On a list of the most creative dunks, this might rank No. 1. In 2008, then-Minnesota Timberwolves guard Rashad McCants placed a cupcake on the back of the rim and lit a candle that was on top of the pastry. McCants then bounced the ball to teammate and defending champion Gerald Green, who stretched out to corral it and throw down a two-handed dunk. While the jam didn’t look all that spectacular in real-time, the slo-mo replay showed just how cool of a maneuver it was as Green blew out the candle mid-dunk. Somehow, this wasn’t a perfect 50.
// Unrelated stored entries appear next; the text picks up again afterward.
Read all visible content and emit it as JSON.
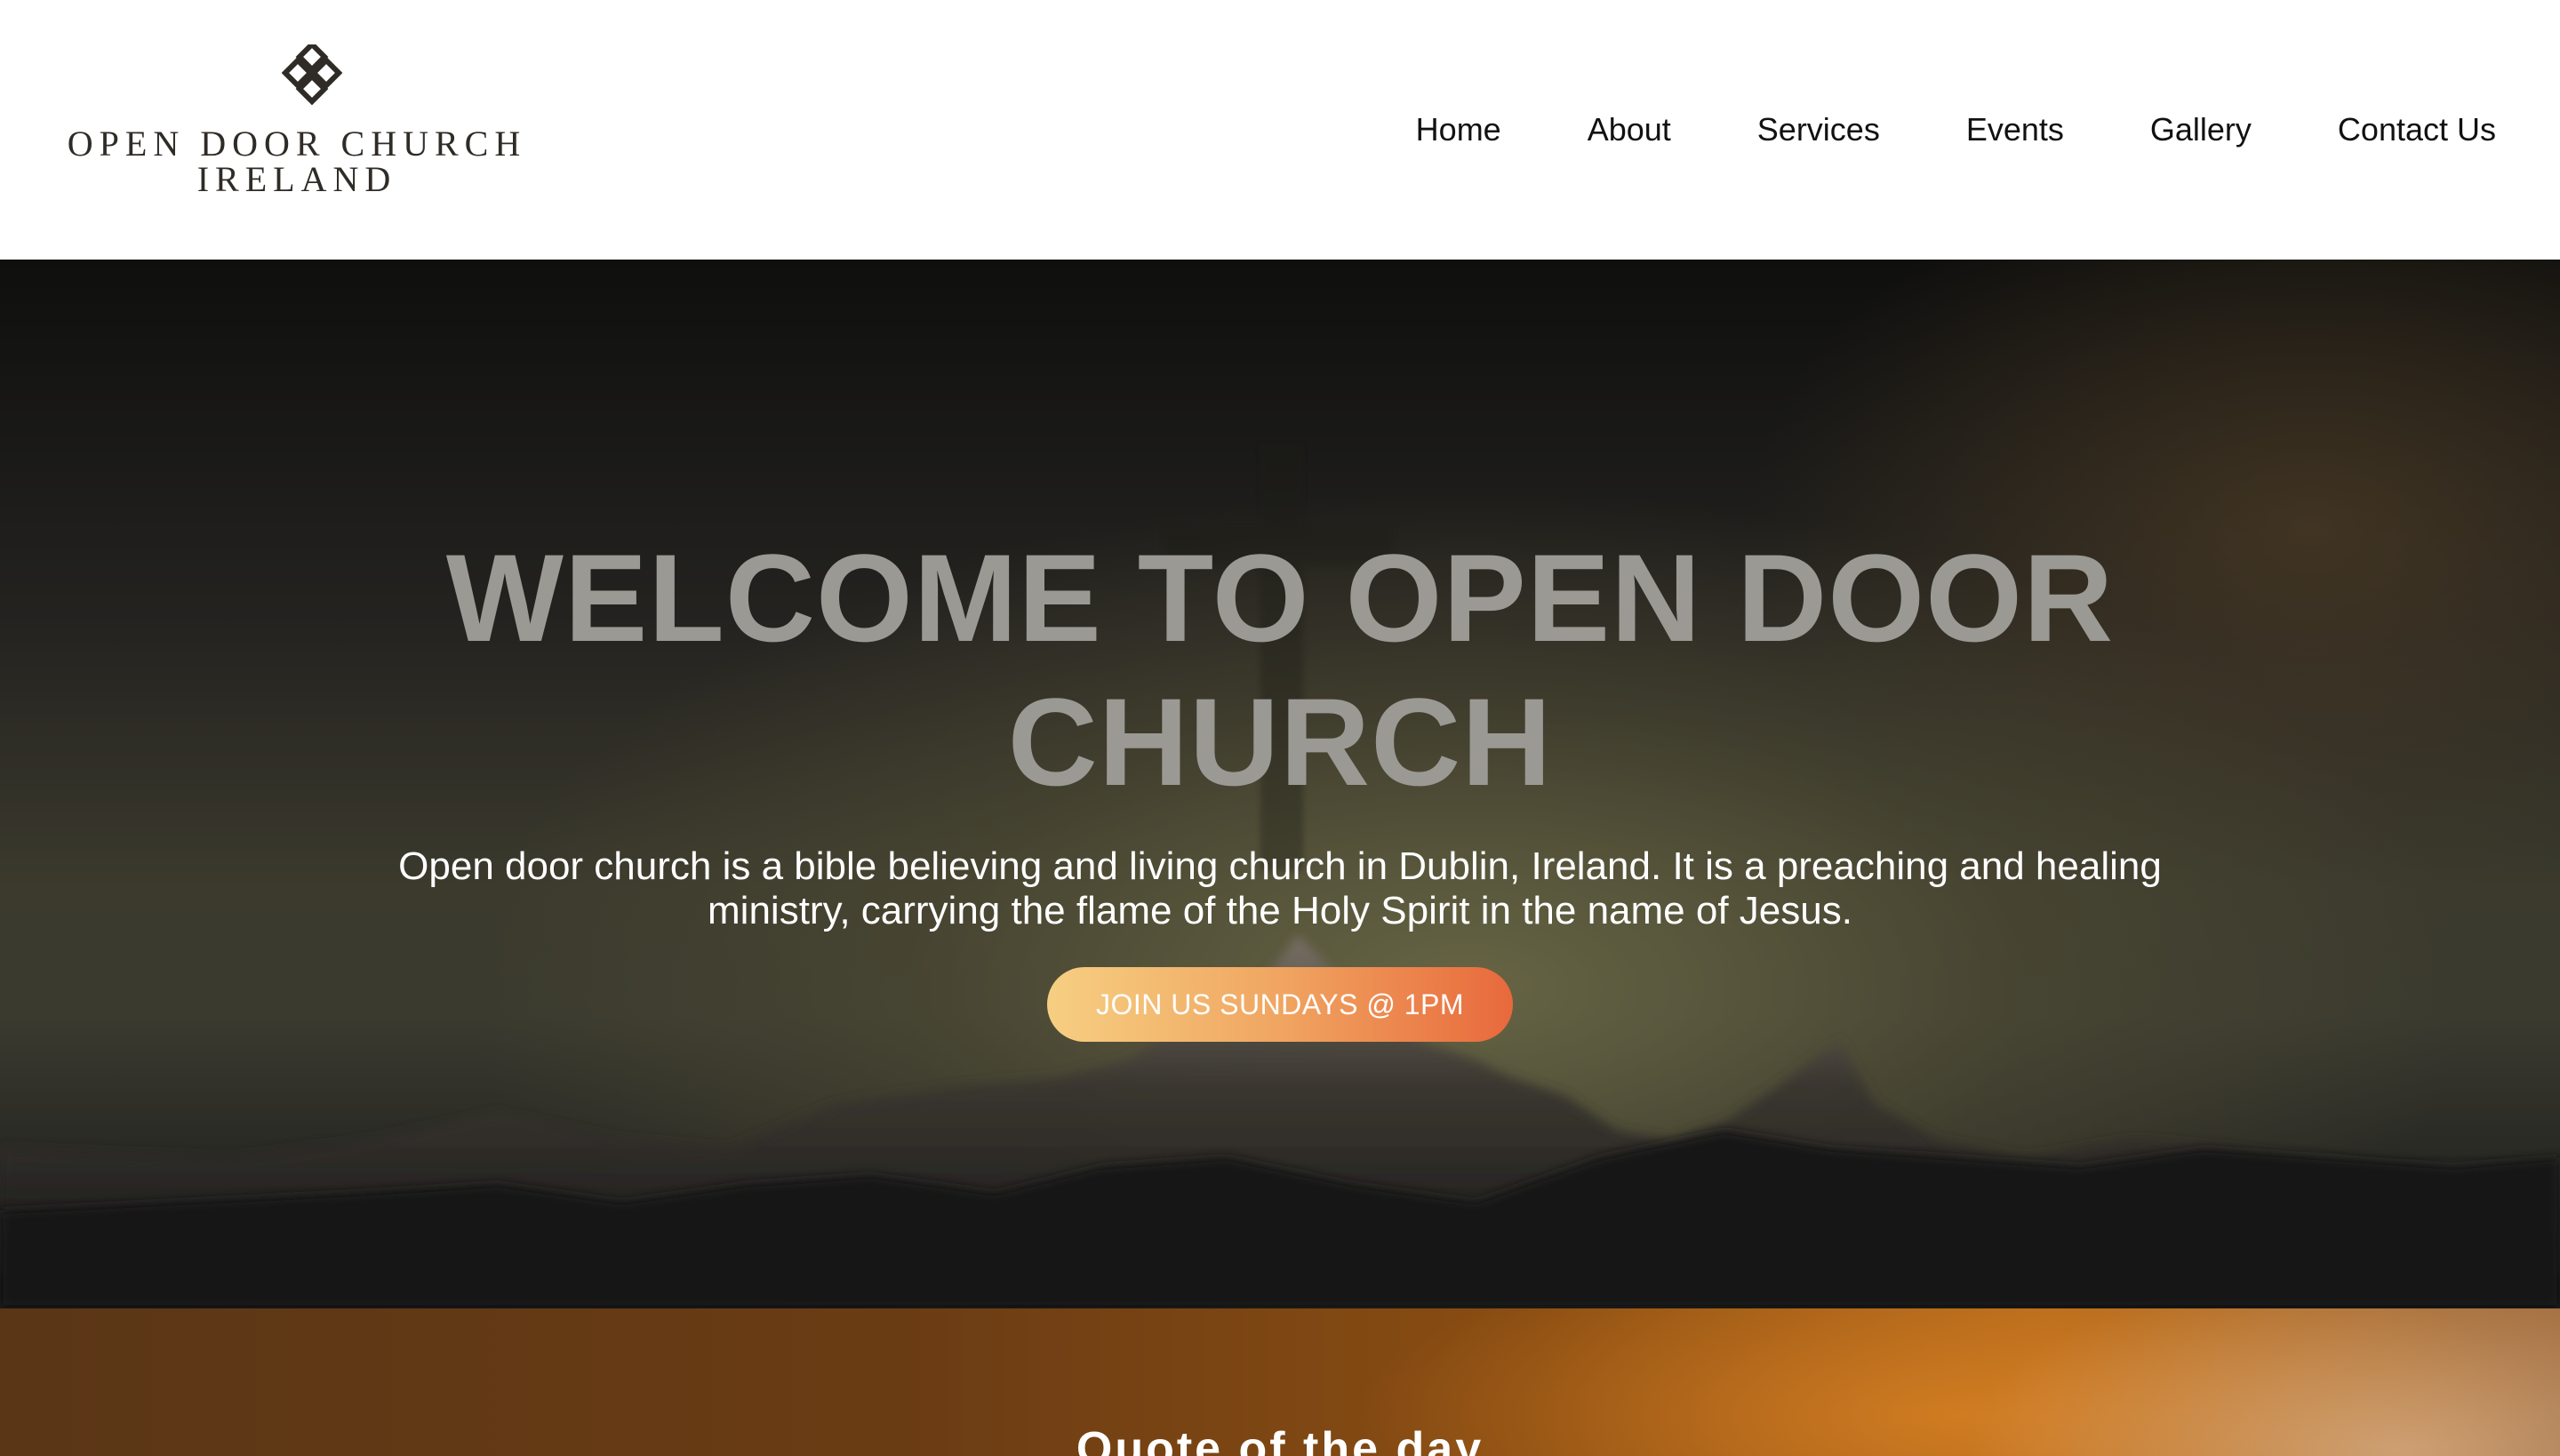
{
  "header": {
    "logo": {
      "line1": "OPEN DOOR CHURCH",
      "line2": "IRELAND",
      "icon": "celtic-knot-icon"
    },
    "nav": [
      {
        "label": "Home"
      },
      {
        "label": "About"
      },
      {
        "label": "Services"
      },
      {
        "label": "Events"
      },
      {
        "label": "Gallery"
      },
      {
        "label": "Contact Us"
      }
    ]
  },
  "hero": {
    "title": "WELCOME TO OPEN DOOR CHURCH",
    "description": "Open door church is a bible believing and living church in Dublin, Ireland. It is a preaching and healing ministry, carrying the flame of the Holy Spirit in the name of Jesus.",
    "cta_label": "JOIN US SUNDAYS @ 1PM"
  },
  "quote": {
    "heading": "Quote of the day"
  },
  "colors": {
    "cta_gradient_start": "#f6cf82",
    "cta_gradient_end": "#e8693c",
    "logo_text": "#2f2c28",
    "hero_title": "#9a9994"
  }
}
To tip off a daunting final round—against Houston Rockets guard Steve Francis and fellow Toronto Raptors wing (and cousin) Tracy McGrady—Carter jumped so high that he was able to jam his whole right forearm through the hoop. As he recalled to Sportsnet’s Dave Zarum: You see, at that point, I’m not looking for cheers. I want the arena to be silent. Normally when you watch the dunk contest everybody goes crazy, it’s people screaming, going “Oh my God, did you see that?!!” But how many times did you see a dunk leave the crowd speechless? Where you couldn’t say a word until you saw the dunk a second time. Until then they’re just thinking, Wait a minute, did you just…? Twenty thousand people have to look up at the Jumbotron at the same time to see what happened. Then comes the roar. That’s what I was looking for. And I got it.
First off, a shoutout to big men who do the dunk contest, because it’s tough to get creative at 7 feet tall. McGee used his height and length to his advantage, dunking two balls into two hoops side-by-side, one of which was off of a lob. This dunk will serve as a time capsule at some point, bringing us back to the short-lived days of the hoverboard fad before they started catching on fire. It’s still mind-boggling that Gordon was able to time the Magic’s mascot spinning on a hoverboard, then delivering a 360 windmill with the “mailman” showmanship. This one was a lot of people’s favorite from the legendary 2016 Slam Dunk Contest, but there was a different Gordon dunk that will appear at the top of this list.
First, Howard summoned another basket onto the court, one that would stand at 12 feet—two feet higher than a regulation hoop. Then, he hopped into a phone booth and emerged with a red cape to reprise his role as basketball’s new Superman, which he rode to the dunk title the previous year in New Orleans. To top it off, Howard hopped off the floor to catch a lob off the backboard from Orlando Magic teammate and fellow All-Star Jameer Nelson for the flush. That he made it look so easy was a testament to Howard’s superhuman athleticism at the time. That the judges awarded him a 50 for pulling it off spoke to their appreciation of how wild that part of the spectacle was, theatrics aside. Howard’s heroic dunk, though, wasn’t enough to secure a successful slam championship defense. Instead, the fan vote tilted toward a particular hunk of kryptonite.